Es ist Sonntag und ich sitze im Auto, auf dem Weg nach Hause. Die letzten zwei Tage bin ich liegen geblieben und habe nichts getan. So, als wäre ich zu Hause. Mit der einzigen Ausnahme, dass ich die ganze Zeit geweint habe. Ich bin gebrochen. Das ist mir klar geworden. Ich weiß nicht wie es so weit gekommen ist. Die ganzen letzten Jahre ging es mir immer gleich. Immer nicht gut, aber immer noch gut genug um meinen Schmerz zu überspielen. Und jetzt ist alles dahin. Meine Schutzmauer ist gebrochen. Und warum? Nur, weil sich mein Lehrer Sorgen gemacht hat und ich ein normales Gespräch geführt habe? Das kann doch nicht sein... All die Jahre bin ich der versuche ich stark sein und dann kommen zwei so normale Dinge auf mich zu, und ich bin zerstört. Das geht nicht. Das darf nicht sein.

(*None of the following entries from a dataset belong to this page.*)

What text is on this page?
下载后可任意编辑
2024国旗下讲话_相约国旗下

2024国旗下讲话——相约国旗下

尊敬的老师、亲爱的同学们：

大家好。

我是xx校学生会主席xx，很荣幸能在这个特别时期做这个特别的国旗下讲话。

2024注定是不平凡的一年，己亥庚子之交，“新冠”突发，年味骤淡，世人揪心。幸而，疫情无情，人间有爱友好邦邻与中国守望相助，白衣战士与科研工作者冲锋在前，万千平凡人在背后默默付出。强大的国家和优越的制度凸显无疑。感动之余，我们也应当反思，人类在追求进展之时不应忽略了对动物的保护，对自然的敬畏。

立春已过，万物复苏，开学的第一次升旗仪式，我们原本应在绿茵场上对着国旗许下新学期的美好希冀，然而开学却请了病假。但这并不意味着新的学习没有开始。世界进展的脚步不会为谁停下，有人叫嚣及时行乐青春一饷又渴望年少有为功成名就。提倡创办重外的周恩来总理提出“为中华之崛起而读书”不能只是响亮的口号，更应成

Zu Hause sperrt er mich sofort wieder in mein Zimmer. Darüber bin ich auch sehr froh, ich hätte gedacht, dass er mit mir erst in das andere Zimmer geht... Es ist schon Abend, deshalb sehe ich ihn auch nicht mehr. Vielleicht hat er sich ja doch geändert. Vielleicht hat sich für ihn auch etwas geändert, genau wie für mich. Vielleicht ist er auch gebrochen, aber im guten Sinn.
Ja, vielleicht...
Vielleicht ist morgen auch der Weltkrieg vorbei. Und die Hungersnot und das ganze Elend. Ich darf mich nicht beschweren. So vielen Millionen Menschen geht es soviel schlechter als mir. Und ich heule rum.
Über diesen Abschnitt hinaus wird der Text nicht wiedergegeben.